Beberapa bisnis terbesar di dunia telah menjadi mitra. Google, Hewlett-Packard, Dolce dan Gabbana, Apple, dll hanyalah beberapa rumah bisnis super terkenal yang dimulai dalam kemitraan. Meskipun ini bisa menjadi ide yang menakutkan bagi sebagian orang, ini bisa terbukti sangat menguntungkan jika pasangan selaras satu sama lain. Sama seperti bisnis apa pun yang menghindari jebakan tertentu dapat meningkatkan peluang sukses.

Salah satu aspek positif dari bermitra adalah seperangkat keterampilan pelengkap yang dapat digunakan untuk pertumbuhan perusahaan. Bakat dari kedua mitra dapat disatukan untuk memenuhi tujuan manajemen bisnis; satu mungkin terampil dalam sisi kreatif sementara yang lain dalam pengorganisasian dan implementasi. Apa pun itu, kelancaran fungsi sangat penting untuk bisnis apa pun, terutama pada tahap awal. Mitra dapat bekerja sama untuk membawa perusahaan ke arah depan.

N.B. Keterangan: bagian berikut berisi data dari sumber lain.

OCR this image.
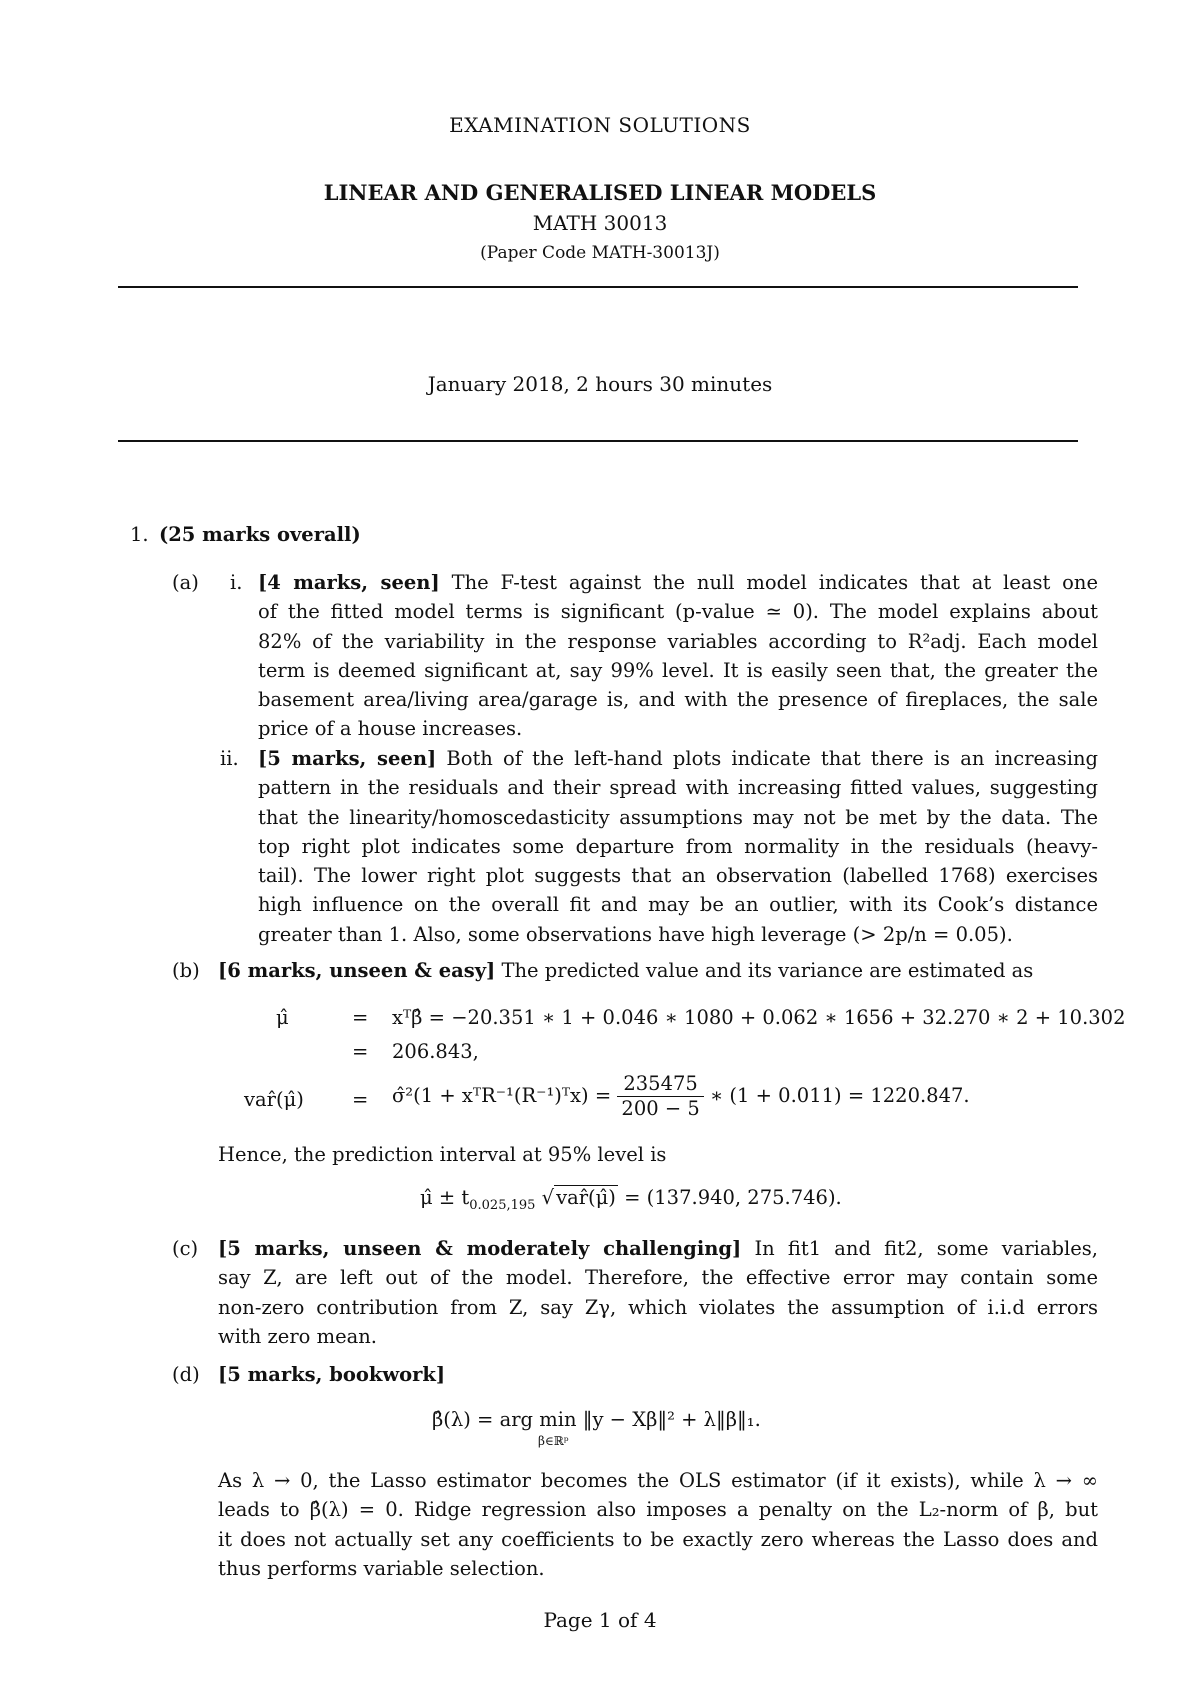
EXAMINATION SOLUTIONS
LINEAR AND GENERALISED LINEAR MODELS
MATH 30013
(Paper Code MATH-30013J)
January 2018, 2 hours 30 minutes
1. (25 marks overall)
(a) i. [4 marks, seen] The F-test against the null model indicates that at least one
of the fitted model terms is significant (p-value ≃ 0). The model explains about
82% of the variability in the response variables according to R²adj. Each model
term is deemed significant at, say 99% level. It is easily seen that, the greater the
basement area/living area/garage is, and with the presence of fireplaces, the sale
price of a house increases.
ii. [5 marks, seen] Both of the left-hand plots indicate that there is an increasing
pattern in the residuals and their spread with increasing fitted values, suggesting
that the linearity/homoscedasticity assumptions may not be met by the data. The
top right plot indicates some departure from normality in the residuals (heavy-
tail). The lower right plot suggests that an observation (labelled 1768) exercises
high influence on the overall fit and may be an outlier, with its Cook’s distance
greater than 1. Also, some observations have high leverage (> 2p/n = 0.05).
(b) [6 marks, unseen & easy] The predicted value and its variance are estimated as
μ̂	= xᵀβ̂ = −20.351 ∗ 1 + 0.046 ∗ 1080 + 0.062 ∗ 1656 + 32.270 ∗ 2 + 10.302
= 206.843,
var̂(μ̂) = σ̂²(1 + xᵀR⁻¹(R⁻¹)ᵀx) = $\frac{235475}{200 - 5}$ ∗ (1 + 0.011) = 1220.847.
Hence, the prediction interval at 95% level is
μ̂ ± $t_{0.025,195}$ √ var̂(μ̂) = (137.940, 275.746).
(c) [5 marks, unseen & moderately challenging] In fit1 and fit2, some variables,
say Z, are left out of the model. Therefore, the effective error may contain some
non-zero contribution from Z, say Zγ, which violates the assumption of i.i.d errors
with zero mean.
(d) [5 marks, bookwork]
β̂(λ) = arg min ‖y − Xβ‖² + λ‖β‖₁.
β∈ℝᵖ
As λ → 0, the Lasso estimator becomes the OLS estimator (if it exists), while λ → ∞
leads to β̂(λ) = 0. Ridge regression also imposes a penalty on the L₂-norm of β, but
it does not actually set any coefficients to be exactly zero whereas the Lasso does and
thus performs variable selection.
Page 1 of 4
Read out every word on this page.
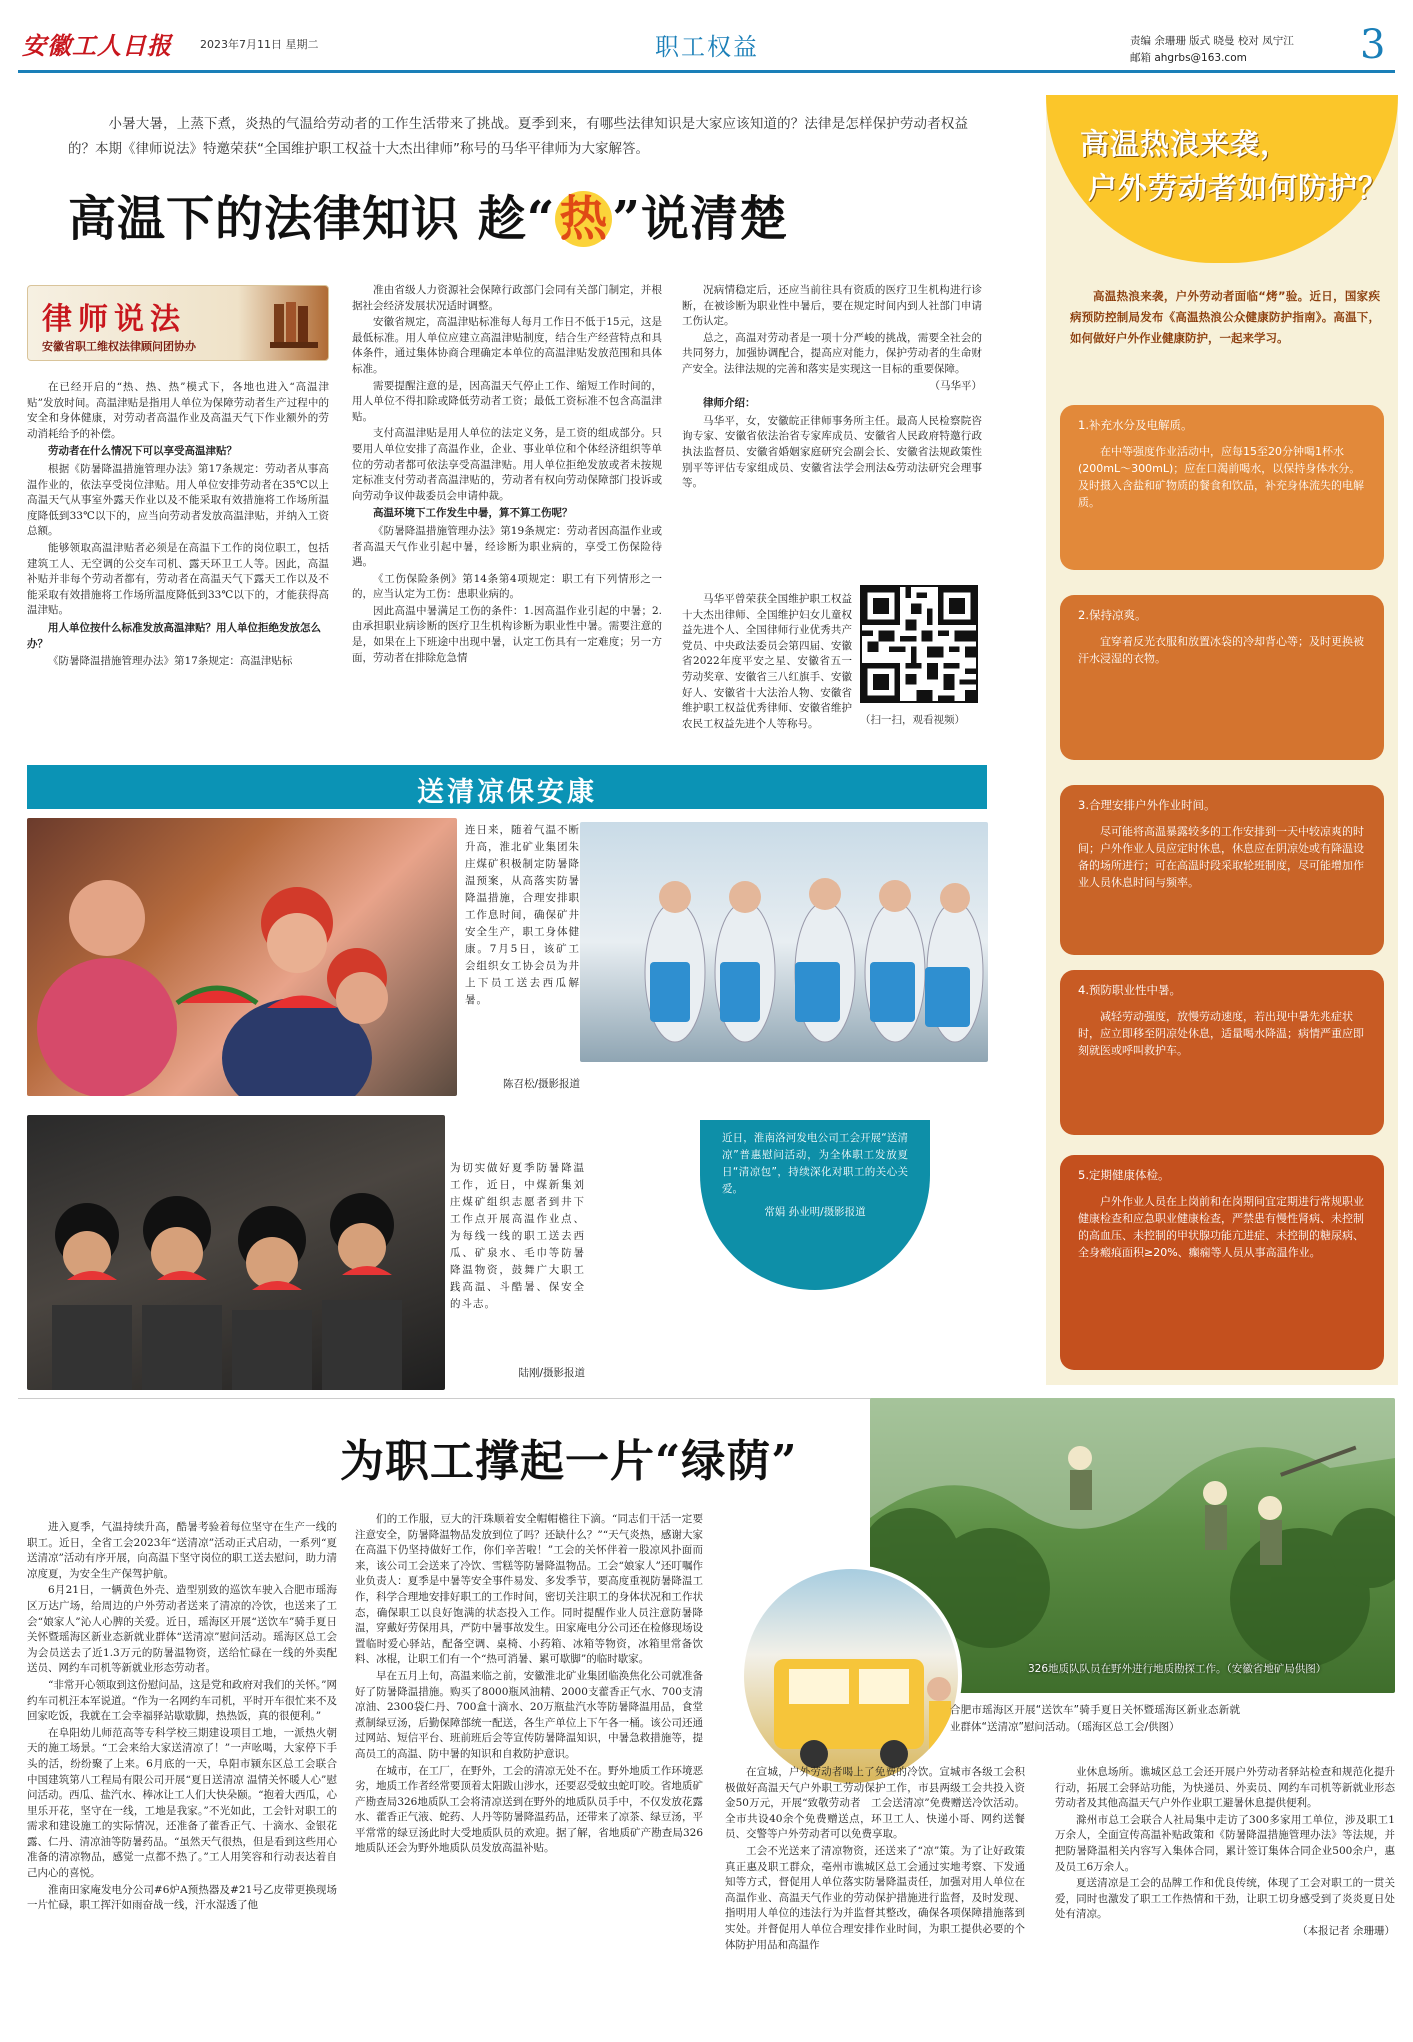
安徽工人日报	2023年7月11日 星期二	职工权益	责编 余珊珊 版式 晓曼 校对 凤宁江
邮箱 ahgrbs@163.com	3
高温热浪来袭，
户外劳动者如何防护？
高温热浪来袭，户外劳动者面临“烤”验。近日，国家疾病预防控制局发布《高温热浪公众健康防护指南》。高温下，如何做好户外作业健康防护，一起来学习。
1.补充水分及电解质。
在中等强度作业活动中，应每15至20分钟喝1杯水(200mL～300mL)；应在口渴前喝水，以保持身体水分。及时摄入含盐和矿物质的餐食和饮品，补充身体流失的电解质。
2.保持凉爽。
宜穿着反光衣服和放置冰袋的冷却背心等；及时更换被汗水浸湿的衣物。
3.合理安排户外作业时间。
尽可能将高温暴露较多的工作安排到一天中较凉爽的时间；户外作业人员应定时休息，休息应在阴凉处或有降温设备的场所进行；可在高温时段采取轮班制度，尽可能增加作业人员休息时间与频率。
4.预防职业性中暑。
减轻劳动强度，放慢劳动速度，若出现中暑先兆症状时，应立即移至阴凉处休息，适量喝水降温；病情严重应即刻就医或呼叫救护车。
5.定期健康体检。
户外作业人员在上岗前和在岗期间宜定期进行常规职业健康检查和应急职业健康检查，严禁患有慢性肾病、未控制的高血压、未控制的甲状腺功能亢进症、未控制的糖尿病、全身瘢痕面积≥20%、癫痫等人员从事高温作业。
小暑大暑，上蒸下煮，炎热的气温给劳动者的工作生活带来了挑战。夏季到来，有哪些法律知识是大家应该知道的？法律是怎样保护劳动者权益的？本期《律师说法》特邀荣获“全国维护职工权益十大杰出律师”称号的马华平律师为大家解答。
高温下的法律知识 趁“热”说清楚
律师说法
安徽省职工维权法律顾问团协办

在已经开启的“热、热、热”模式下，各地也进入“高温津贴”发放时间。高温津贴是指用人单位为保障劳动者生产过程中的安全和身体健康，对劳动者高温作业及高温天气下作业额外的劳动消耗给予的补偿。

劳动者在什么情况下可以享受高温津贴？

根据《防暑降温措施管理办法》第17条规定：劳动者从事高温作业的，依法享受岗位津贴。用人单位安排劳动者在35℃以上高温天气从事室外露天作业以及不能采取有效措施将工作场所温度降低到33℃以下的，应当向劳动者发放高温津贴，并纳入工资总额。

能够领取高温津贴者必须是在高温下工作的岗位职工，包括建筑工人、无空调的公交车司机、露天环卫工人等。因此，高温补贴并非每个劳动者都有，劳动者在高温天气下露天工作以及不能采取有效措施将工作场所温度降低到33℃以下的，才能获得高温津贴。

用人单位按什么标准发放高温津贴？用人单位拒绝发放怎么办？

《防暑降温措施管理办法》第17条规定：高温津贴标

准由省级人力资源社会保障行政部门会同有关部门制定，并根据社会经济发展状况适时调整。

安徽省规定，高温津贴标准每人每月工作日不低于15元，这是最低标准。用人单位应建立高温津贴制度，结合生产经营特点和具体条件，通过集体协商合理确定本单位的高温津贴发放范围和具体标准。

需要提醒注意的是，因高温天气停止工作、缩短工作时间的，用人单位不得扣除或降低劳动者工资；最低工资标准不包含高温津贴。

支付高温津贴是用人单位的法定义务，是工资的组成部分。只要用人单位安排了高温作业，企业、事业单位和个体经济组织等单位的劳动者都可依法享受高温津贴。用人单位拒绝发放或者未按规定标准支付劳动者高温津贴的，劳动者有权向劳动保障部门投诉或向劳动争议仲裁委员会申请仲裁。

高温环境下工作发生中暑，算不算工伤呢？

《防暑降温措施管理办法》第19条规定：劳动者因高温作业或者高温天气作业引起中暑，经诊断为职业病的，享受工伤保险待遇。

《工伤保险条例》第14条第4项规定：职工有下列情形之一的，应当认定为工伤：患职业病的。

因此高温中暑满足工伤的条件：1.因高温作业引起的中暑；2.由承担职业病诊断的医疗卫生机构诊断为职业性中暑。需要注意的是，如果在上下班途中出现中暑，认定工伤具有一定难度；另一方面，劳动者在排除危急情

况病情稳定后，还应当前往具有资质的医疗卫生机构进行诊断，在被诊断为职业性中暑后，要在规定时间内到人社部门申请工伤认定。

总之，高温对劳动者是一项十分严峻的挑战，需要全社会的共同努力，加强协调配合，提高应对能力，保护劳动者的生命财产安全。法律法规的完善和落实是实现这一目标的重要保障。

（马华平）

律师介绍：

马华平，女，安徽皖正律师事务所主任。最高人民检察院咨询专家、安徽省依法治省专家库成员、安徽省人民政府特邀行政执法监督员、安徽省婚姻家庭研究会副会长、安徽省法规政策性别平等评估专家组成员、安徽省法学会刑法&劳动法研究会理事等。

马华平曾荣获全国维护职工权益十大杰出律师、全国维护妇女儿童权益先进个人、全国律师行业优秀共产党员、中央政法委员会第四届、安徽省2022年度平安之星、安徽省五一劳动奖章、安徽省三八红旗手、安徽好人、安徽省十大法治人物、安徽省维护职工权益优秀律师、安徽省维护农民工权益先进个人等称号。	（扫一扫，观看视频）
送清凉保安康
连日来，随着气温不断升高，淮北矿业集团朱庄煤矿积极制定防暑降温预案，从高落实防暑降温措施，合理安排职工作息时间，确保矿井安全生产，职工身体健康。7月5日，该矿工会组织女工协会员为井上下员工送去西瓜解暑。
陈召松/摄影报道
近日，淮南洛河发电公司工会开展“送清凉”普惠慰问活动，为全体职工发放夏日“清凉包”，持续深化对职工的关心关爱。
常娟 孙业明/摄影报道
为切实做好夏季防暑降温工作，近日，中煤新集刘庄煤矿组织志愿者到井下工作点开展高温作业点、为每线一线的职工送去西瓜、矿泉水、毛巾等防暑降温物资，鼓舞广大职工践高温、斗酷暑、保安全的斗志。
陆刚/摄影报道
为职工撑起一片“绿荫”
326地质队队员在野外进行地质勘探工作。（安徽省地矿局供图）
合肥市瑶海区开展“送饮车”骑手夏日关怀暨瑶海区新业态新就业群体“送清凉”慰问活动。（瑶海区总工会/供图）

进入夏季，气温持续升高，酷暑考验着每位坚守在生产一线的职工。近日，全省工会2023年“送清凉”活动正式启动，一系列“夏送清凉”活动有序开展，向高温下坚守岗位的职工送去慰问，助力清凉度夏，为安全生产保驾护航。

6月21日，一辆黄色外壳、造型别致的巡饮车驶入合肥市瑶海区万达广场，给周边的户外劳动者送来了清凉的冷饮，也送来了工会“娘家人”沁人心脾的关爱。近日，瑶海区开展“送饮车”骑手夏日关怀暨瑶海区新业态新就业群体“送清凉”慰问活动。瑶海区总工会为会员送去了近1.3万元的防暑温物资，送给忙碌在一线的外卖配送员、网约车司机等新就业形态劳动者。

“非常开心领取到这份慰问品，这是党和政府对我们的关怀。”网约车司机汪本军说道。“作为一名网约车司机，平时开车很忙来不及回家吃饭，我就在工会幸福驿站歇歇脚，热热饭，真的很便利。”

在阜阳幼儿师范高等专科学校三期建设项目工地，一派热火朝天的施工场景。“工会来给大家送清凉了！”一声吆喝，大家停下手头的活，纷纷聚了上来。6月底的一天，阜阳市颍东区总工会联合中国建筑第八工程局有限公司开展“夏日送清凉 温情关怀暖人心”慰问活动。西瓜、盐汽水、棒冰让工人们大快朵颐。“抱着大西瓜，心里乐开花，坚守在一线，工地是我家。”不光如此，工会针对职工的需求和建设施工的实际情况，还准备了藿香正气、十滴水、金银花露、仁丹、清凉油等防暑药品。“虽然天气很热，但是看到这些用心准备的清凉物品，感觉一点都不热了。”工人用笑容和行动表达着自己内心的喜悦。

淮南田家庵发电分公司#6炉A预热器及#21号乙皮带更换现场一片忙碌，职工挥汗如雨奋战一线，汗水湿透了他

们的工作服，豆大的汗珠顺着安全帽帽檐往下滴。“同志们干活一定要注意安全，防暑降温物品发放到位了吗？还缺什么？”“天气炎热，感谢大家在高温下仍坚持做好工作，你们辛苦啦！”工会的关怀伴着一股凉风扑面而来，该公司工会送来了冷饮、雪糕等防暑降温物品。工会“娘家人”还叮嘱作业负责人：夏季是中暑等安全事件易发、多发季节，要高度重视防暑降温工作，科学合理地安排好职工的工作时间，密切关注职工的身体状况和工作状态，确保职工以良好饱满的状态投入工作。同时提醒作业人员注意防暑降温，穿戴好劳保用具，严防中暑事故发生。田家庵电分公司还在检修现场设置临时爱心驿站，配备空调、桌椅、小药箱、冰箱等物资，冰箱里常备饮料、冰棍，让职工们有一个“热可消暑、累可歇脚”的临时歇家。

早在五月上旬，高温来临之前，安徽淮北矿业集团临涣焦化公司就准备好了防暑降温措施。购买了8000瓶风油精、2000支藿香正气水、700支清凉油、2300袋仁丹、700盒十滴水、20万瓶盐汽水等防暑降温用品，食堂煮制绿豆汤，后勤保障部统一配送，各生产单位上下午各一桶。该公司还通过网站、短信平台、班前班后会等宣传防暑降温知识，中暑急救措施等，提高员工的高温、防中暑的知识和自救防护意识。

在城市，在工厂，在野外，工会的清凉无处不在。野外地质工作环境恶劣，地质工作者经常要顶着太阳跋山涉水，还要忍受蚊虫蛇叮咬。省地质矿产勘查局326地质队工会将清凉送到在野外的地质队员手中，不仅发放花露水、藿香正气液、蛇药、人丹等防暑降温药品，还带来了凉茶、绿豆汤，平平常常的绿豆汤此时大受地质队员的欢迎。据了解，省地质矿产勘查局326地质队还会为野外地质队员发放高温补贴。

在宣城，户外劳动者喝上了免费的冷饮。宣城市各级工会积极做好高温天气户外职工劳动保护工作，市县两级工会共投入资金50万元，开展“致敬劳动者　工会送清凉”免费赠送冷饮活动。全市共设40余个免费赠送点，环卫工人、快递小哥、网约送餐员、交警等户外劳动者可以免费享取。

工会不光送来了清凉物资，还送来了“凉”策。为了让好政策真正惠及职工群众，亳州市谯城区总工会通过实地考察、下发通知等方式，督促用人单位落实防暑降温责任，加强对用人单位在高温作业、高温天气作业的劳动保护措施进行监督，及时发现、指明用人单位的违法行为并监督其整改，确保各项保障措施落到实处。并督促用人单位合理安排作业时间，为职工提供必要的个体防护用品和高温作

业休息场所。谯城区总工会还开展户外劳动者驿站检查和规范化提升行动，拓展工会驿站功能，为快递员、外卖员、网约车司机等新就业形态劳动者及其他高温天气户外作业职工避暑休息提供便利。

滁州市总工会联合人社局集中走访了300多家用工单位，涉及职工1万余人，全面宣传高温补贴政策和《防暑降温措施管理办法》等法规，并把防暑降温相关内容写入集体合同，累计签订集体合同企业500余户，惠及员工6万余人。

夏送清凉是工会的品牌工作和优良传统，体现了工会对职工的一贯关爱，同时也激发了职工工作热情和干劲，让职工切身感受到了炎炎夏日处处有清凉。

（本报记者 余珊珊）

Ada beberapa hal yang perlu diingat, untuk mendapatkan hasil maksimal dari kemitraan ini:

  1. Buat Perjanjian Kemitraan – Dalam kasus perusahaan yang bermitra, kemungkinan besar para mitra sudah mengenal satu sama lain dan memiliki hubungan pribadi. Namun hal ini tidak boleh terjadi di antara bisnis, untuk memastikan bahwa teman dan mitra bisnis memahami tugasnya dengan jelas, penting untuk membuat perjanjian kemitraan. Orang berubah seiring waktu, tetapi tidak ada yang bisa menjamin bahwa itu akan selalu positif, jadi lebih baik aman daripada menyesal.
  2. Bagi Tanggung Jawab – Jelaskan dengan jelas bagaimana setiap mitra akan berkontribusi pada perusahaan. Harapan rahasia tidak akan membawa siapa pun ke mana pun. Memastikan semua pekerjaan mereka dirancang dengan jelas akan membuat setiap mitra merasa penting karena kontribusinya; pada saat yang sama, ini akan memastikan pelayaran yang mulus.
  3. Merencanakan Strategi Keluar – Dengan perubahan prioritas waktu dan perubahan hubungan, hal yang paling cerdas untuk dilakukan adalah merencanakan strategi keluar yang sesuai untuk semua mitra yang terlibat, sehingga tidak ada efek negatif yang ditimbulkan pada perusahaan ketika seseorang pergi. Memiliki rencana yang kuat seperti ini sangat penting untuk membuat bisnis aman dari bencana apa pun.
  4. Persahabatan dan Kemitraan Terpisah – Mengharapkan pertemanan bertahan lebih lama dari bisnis bisa jadi rumit, jika salah satu mitra meninggalkan perusahaan, mungkin sulit untuk mempertahankan persahabatan yang sama dengan mereka. Ini akan menjadi canggung, dan juga sangat sulit. Yang terbaik adalah bersikap realistis tentang situasi seperti itu dan selalu mengharapkan yang terbaik tetapi bersiap untuk yang terburuk.

Bagi banyak orang, kemitraan bisnis mungkin terdengar seperti mimpi buruk sejak awal, terutama jika Anda adalah tipe orang yang suka membuat semua keputusan dan mengontrol organisasi Anda. Mereka yang suka berbagi pengalaman dan lebih suka dukungan orang lain dalam pekerjaan akan lebih mudah. Namun; pada akhirnya semua fokus harus menjadi usaha bisnis, bukan pengalaman ikatan emosional lainnya. Idenya adalah untuk sukses dalam bisnis dan tidak teralihkan oleh masalah yang disebabkan oleh kemitraan bisnis yang tidak produktif.